Bridge forgot the trooper for a moment, Angie’s tone of pure panic overriding his normal instinct for self-preservation. “Angie! Are you ok? Angie!”

“All right, put your hands up, son!” The trooper’s gun was out in a flash and pointed directly at Bridge. “I don’t know what conversation you got going on, but we’ll just settle that down at the station. Hang up the phone and put your hands up!”

“Artie, I found your trooper’s car and… I don’t know how to describe it. This thing has wings… giant golden wings. I can’t even see all of it. Red eyes. It’s… it’s beautiful. I can’t even tell if it’s digital or real. I think it’s doing something to the trooper’s car.”

“What? His car?” Bridge noticed the flashing lights of the cruiser were shifting. They seemed to be rising, as if the car itself was being lifted off the ground. Turning his head to look, the headlights blinded him momentarily. Shading his eyes, the headlights shifted, moving downward towards the ground as if pushed. He became aware of a sound, the sound of rending metal twisting and bending like paper. The headlights were pointed down at the ground now, and he could finally see what was happening. The car was reshaping itself, its frame twisted, manipulated into a different shape by invisible hands. The windshield flattened and splintered. The roof lights formed a glittering forehead. The doors opened and were twisted into makeshift limbs, the back tires into stubby feet and legs. The whole time the car was bathed in a faint golden orange light, and the light seemed to twinkle in tiny runic shapes as it danced around the deformed car. “What the fuck is that?” was all he could think to say. Bridge’s interface jack itched.

The trooper turned to see what was transfixing Bridge. At first, all he could do was whip off the sunglasses and stare in awe, his gun held aimlessly away from Bridge. He regained some of his composure, directing questions at the car. “What the fuck did you do to my car?” he stammered.

“I didn’t do anything!” He leaned up to whisper in Stonewall’s ear. “Stoney, when I give the word, get us the fuck out of here.”

“Don’t have to tell me twice, Bridge. Angie doing that?” he whispered back.

“No way in hell.”

The cruiser bot began to walk, awkwardly putting one twisted tire foot in front of the other. The cop cursed loudly and pushed away from their car, aiming the gun and firing. The hand cannon made an impressive sound, its .44 caliber shells booming in the still night air. The bullet lodged harmlessly in the splintered windshield. He fired again twice, trailing bullets down the car’s bothe interfdy. A headlight, located somewhere around stomach level, shattered in a shower of sparks.

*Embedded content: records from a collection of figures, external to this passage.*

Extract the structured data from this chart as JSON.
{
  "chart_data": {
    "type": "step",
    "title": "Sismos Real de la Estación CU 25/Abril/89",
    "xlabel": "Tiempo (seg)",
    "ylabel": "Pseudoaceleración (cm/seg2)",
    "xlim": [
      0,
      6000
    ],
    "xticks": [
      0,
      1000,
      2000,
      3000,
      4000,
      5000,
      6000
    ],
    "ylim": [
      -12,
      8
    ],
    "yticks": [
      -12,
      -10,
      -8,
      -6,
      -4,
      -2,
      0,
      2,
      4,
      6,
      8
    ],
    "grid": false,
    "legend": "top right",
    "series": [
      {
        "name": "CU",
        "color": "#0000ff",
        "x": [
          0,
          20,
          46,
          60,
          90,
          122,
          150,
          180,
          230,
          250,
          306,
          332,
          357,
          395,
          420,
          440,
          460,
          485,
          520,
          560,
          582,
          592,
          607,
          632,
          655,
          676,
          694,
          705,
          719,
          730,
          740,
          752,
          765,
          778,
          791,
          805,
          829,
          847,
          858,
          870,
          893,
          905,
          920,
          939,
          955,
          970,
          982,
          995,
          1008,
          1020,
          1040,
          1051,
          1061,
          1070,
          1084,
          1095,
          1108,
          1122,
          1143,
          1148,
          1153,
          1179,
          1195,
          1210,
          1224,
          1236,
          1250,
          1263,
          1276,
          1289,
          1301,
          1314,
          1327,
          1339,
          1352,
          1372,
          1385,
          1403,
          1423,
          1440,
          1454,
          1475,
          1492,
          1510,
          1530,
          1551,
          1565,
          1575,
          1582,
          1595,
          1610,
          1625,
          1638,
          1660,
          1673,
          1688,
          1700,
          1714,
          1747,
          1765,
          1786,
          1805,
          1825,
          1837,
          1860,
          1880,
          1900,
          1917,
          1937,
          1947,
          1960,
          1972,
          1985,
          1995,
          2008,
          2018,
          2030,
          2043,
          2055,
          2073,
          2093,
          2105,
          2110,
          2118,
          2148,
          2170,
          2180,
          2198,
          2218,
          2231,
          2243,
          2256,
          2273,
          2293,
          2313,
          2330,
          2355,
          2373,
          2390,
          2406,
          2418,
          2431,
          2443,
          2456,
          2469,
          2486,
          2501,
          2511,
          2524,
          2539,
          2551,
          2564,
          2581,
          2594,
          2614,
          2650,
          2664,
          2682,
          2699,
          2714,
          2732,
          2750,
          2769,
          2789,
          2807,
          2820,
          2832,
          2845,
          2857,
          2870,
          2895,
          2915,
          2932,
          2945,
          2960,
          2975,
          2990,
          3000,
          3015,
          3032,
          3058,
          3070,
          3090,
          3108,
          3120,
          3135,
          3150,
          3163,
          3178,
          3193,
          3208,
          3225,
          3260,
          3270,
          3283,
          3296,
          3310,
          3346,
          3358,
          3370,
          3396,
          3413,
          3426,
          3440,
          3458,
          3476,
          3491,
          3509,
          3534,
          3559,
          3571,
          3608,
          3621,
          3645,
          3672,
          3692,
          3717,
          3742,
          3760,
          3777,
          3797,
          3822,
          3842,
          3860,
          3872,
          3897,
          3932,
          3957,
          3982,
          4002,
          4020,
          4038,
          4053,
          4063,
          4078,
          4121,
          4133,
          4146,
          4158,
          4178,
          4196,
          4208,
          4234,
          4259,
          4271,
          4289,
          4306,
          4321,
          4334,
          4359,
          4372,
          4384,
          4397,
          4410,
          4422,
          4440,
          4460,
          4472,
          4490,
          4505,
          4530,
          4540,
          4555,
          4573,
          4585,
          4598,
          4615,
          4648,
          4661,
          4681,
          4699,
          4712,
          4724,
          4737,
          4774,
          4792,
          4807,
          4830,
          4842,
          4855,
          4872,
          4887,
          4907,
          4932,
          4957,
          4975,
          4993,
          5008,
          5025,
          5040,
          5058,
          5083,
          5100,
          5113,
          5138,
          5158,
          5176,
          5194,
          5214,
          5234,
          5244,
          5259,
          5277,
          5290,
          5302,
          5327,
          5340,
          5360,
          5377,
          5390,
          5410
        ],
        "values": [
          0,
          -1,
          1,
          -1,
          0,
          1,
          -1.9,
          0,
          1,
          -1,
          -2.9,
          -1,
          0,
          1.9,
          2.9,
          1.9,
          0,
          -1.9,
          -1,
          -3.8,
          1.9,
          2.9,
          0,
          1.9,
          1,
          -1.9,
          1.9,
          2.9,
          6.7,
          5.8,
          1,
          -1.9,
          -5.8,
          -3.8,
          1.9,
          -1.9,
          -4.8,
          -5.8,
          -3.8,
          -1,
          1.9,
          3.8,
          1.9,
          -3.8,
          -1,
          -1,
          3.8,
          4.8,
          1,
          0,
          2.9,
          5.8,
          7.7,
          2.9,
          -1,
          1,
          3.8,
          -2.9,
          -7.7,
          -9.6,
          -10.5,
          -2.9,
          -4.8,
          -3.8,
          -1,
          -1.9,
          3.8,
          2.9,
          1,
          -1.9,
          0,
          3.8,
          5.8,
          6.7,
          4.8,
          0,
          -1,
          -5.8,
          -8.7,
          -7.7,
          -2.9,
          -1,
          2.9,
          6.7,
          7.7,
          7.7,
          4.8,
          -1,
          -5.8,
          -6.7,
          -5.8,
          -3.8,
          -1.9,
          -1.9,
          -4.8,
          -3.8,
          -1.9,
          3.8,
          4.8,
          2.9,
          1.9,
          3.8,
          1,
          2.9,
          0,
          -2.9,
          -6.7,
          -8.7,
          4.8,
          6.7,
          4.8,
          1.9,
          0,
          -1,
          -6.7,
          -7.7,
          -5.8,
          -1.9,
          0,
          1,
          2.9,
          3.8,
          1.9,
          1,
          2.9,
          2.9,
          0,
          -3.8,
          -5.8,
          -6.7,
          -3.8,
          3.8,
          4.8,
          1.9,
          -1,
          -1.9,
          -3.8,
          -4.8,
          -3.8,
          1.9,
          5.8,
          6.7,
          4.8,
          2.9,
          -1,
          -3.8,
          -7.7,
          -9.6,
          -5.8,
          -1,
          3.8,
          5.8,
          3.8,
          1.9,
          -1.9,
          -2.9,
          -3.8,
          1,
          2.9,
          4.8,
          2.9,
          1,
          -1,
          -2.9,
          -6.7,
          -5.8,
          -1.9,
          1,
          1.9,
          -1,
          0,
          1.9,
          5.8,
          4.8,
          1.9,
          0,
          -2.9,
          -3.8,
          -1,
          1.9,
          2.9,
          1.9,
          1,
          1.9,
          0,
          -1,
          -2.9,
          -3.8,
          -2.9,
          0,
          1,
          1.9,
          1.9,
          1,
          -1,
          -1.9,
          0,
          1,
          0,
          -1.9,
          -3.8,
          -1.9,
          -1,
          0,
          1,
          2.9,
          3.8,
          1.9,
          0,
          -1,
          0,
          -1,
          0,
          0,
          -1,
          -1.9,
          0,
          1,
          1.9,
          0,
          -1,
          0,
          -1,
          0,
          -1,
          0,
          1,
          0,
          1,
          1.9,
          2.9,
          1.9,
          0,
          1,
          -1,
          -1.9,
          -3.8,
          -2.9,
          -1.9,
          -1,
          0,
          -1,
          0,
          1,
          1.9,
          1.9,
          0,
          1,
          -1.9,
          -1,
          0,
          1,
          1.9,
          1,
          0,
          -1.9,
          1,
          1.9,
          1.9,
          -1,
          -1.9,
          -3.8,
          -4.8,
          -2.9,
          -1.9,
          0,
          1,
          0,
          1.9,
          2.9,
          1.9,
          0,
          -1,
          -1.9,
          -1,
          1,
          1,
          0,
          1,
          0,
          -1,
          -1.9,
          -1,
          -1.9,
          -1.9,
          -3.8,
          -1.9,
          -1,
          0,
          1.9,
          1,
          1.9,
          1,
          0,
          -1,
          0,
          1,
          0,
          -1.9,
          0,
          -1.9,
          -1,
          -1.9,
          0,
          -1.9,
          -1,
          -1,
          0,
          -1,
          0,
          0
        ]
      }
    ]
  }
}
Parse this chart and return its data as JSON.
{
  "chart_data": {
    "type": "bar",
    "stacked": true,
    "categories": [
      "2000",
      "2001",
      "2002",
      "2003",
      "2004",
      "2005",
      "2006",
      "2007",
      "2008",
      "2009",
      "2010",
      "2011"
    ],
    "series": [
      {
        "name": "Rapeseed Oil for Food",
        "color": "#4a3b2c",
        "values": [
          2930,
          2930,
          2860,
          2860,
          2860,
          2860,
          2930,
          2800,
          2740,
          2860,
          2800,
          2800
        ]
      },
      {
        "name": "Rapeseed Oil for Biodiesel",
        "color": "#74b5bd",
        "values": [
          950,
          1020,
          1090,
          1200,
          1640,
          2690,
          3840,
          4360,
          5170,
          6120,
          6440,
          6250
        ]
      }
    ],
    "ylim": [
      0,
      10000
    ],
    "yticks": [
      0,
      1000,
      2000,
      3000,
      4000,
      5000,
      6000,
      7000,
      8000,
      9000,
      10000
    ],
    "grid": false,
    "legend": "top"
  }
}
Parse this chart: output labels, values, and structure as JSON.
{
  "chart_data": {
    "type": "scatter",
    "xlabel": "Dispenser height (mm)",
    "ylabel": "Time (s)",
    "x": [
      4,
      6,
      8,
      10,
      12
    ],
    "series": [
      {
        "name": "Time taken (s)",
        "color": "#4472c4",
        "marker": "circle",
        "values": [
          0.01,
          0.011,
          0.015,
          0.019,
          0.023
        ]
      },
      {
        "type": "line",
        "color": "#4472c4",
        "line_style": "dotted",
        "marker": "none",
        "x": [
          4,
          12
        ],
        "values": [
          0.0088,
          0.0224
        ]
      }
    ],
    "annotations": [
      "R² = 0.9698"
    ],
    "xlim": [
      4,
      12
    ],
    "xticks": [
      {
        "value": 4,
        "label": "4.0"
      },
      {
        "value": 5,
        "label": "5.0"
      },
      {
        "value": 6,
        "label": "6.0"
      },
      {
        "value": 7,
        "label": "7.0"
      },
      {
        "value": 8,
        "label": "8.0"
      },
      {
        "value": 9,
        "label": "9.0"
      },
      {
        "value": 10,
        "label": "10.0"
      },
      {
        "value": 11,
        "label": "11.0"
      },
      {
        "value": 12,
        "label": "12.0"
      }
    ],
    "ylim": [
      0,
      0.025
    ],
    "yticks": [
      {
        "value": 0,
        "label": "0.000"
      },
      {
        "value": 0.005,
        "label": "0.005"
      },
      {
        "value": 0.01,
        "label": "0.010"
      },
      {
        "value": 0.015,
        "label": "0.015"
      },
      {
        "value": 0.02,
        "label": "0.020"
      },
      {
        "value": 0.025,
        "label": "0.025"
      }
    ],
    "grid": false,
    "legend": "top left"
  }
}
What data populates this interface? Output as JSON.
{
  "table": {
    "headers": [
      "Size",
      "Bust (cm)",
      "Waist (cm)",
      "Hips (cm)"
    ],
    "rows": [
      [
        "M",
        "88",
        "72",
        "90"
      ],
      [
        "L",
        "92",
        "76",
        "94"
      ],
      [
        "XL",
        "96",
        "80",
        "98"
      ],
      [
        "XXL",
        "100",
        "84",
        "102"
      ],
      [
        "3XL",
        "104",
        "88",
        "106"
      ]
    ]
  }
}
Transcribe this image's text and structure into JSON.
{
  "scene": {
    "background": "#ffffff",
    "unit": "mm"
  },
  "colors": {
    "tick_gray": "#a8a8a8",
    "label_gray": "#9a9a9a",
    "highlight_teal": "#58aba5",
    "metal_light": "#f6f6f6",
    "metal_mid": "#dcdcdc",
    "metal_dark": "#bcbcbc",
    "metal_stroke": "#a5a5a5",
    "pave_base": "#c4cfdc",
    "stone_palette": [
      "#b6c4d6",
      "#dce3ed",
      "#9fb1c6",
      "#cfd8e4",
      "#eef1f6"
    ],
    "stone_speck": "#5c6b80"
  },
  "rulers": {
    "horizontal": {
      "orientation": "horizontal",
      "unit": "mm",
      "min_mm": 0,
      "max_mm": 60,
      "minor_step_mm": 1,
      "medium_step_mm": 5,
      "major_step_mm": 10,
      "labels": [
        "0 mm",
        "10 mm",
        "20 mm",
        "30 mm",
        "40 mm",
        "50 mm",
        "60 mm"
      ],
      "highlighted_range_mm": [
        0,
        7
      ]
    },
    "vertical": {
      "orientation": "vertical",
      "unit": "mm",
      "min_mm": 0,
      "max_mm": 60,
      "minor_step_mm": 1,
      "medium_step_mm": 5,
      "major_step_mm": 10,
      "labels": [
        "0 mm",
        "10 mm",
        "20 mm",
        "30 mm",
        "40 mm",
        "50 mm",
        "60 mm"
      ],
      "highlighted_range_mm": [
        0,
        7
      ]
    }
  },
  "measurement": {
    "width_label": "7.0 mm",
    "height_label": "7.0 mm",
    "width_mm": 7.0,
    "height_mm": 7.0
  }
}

“Punch it!” Bridge screamed. Stonewall obliged, turning on the car and gunning it down the shoulder, spitting gravel with a shrieking of tires. The trooper screamed at the car fruitlessly, refusing to divert his attention from the lumbering metallic threat. Bridge heard a few more booming shots and screamed curses before they pulled out of sight around the corner.

“Bridge, what in the world was that?” Aristotle asked frightfully.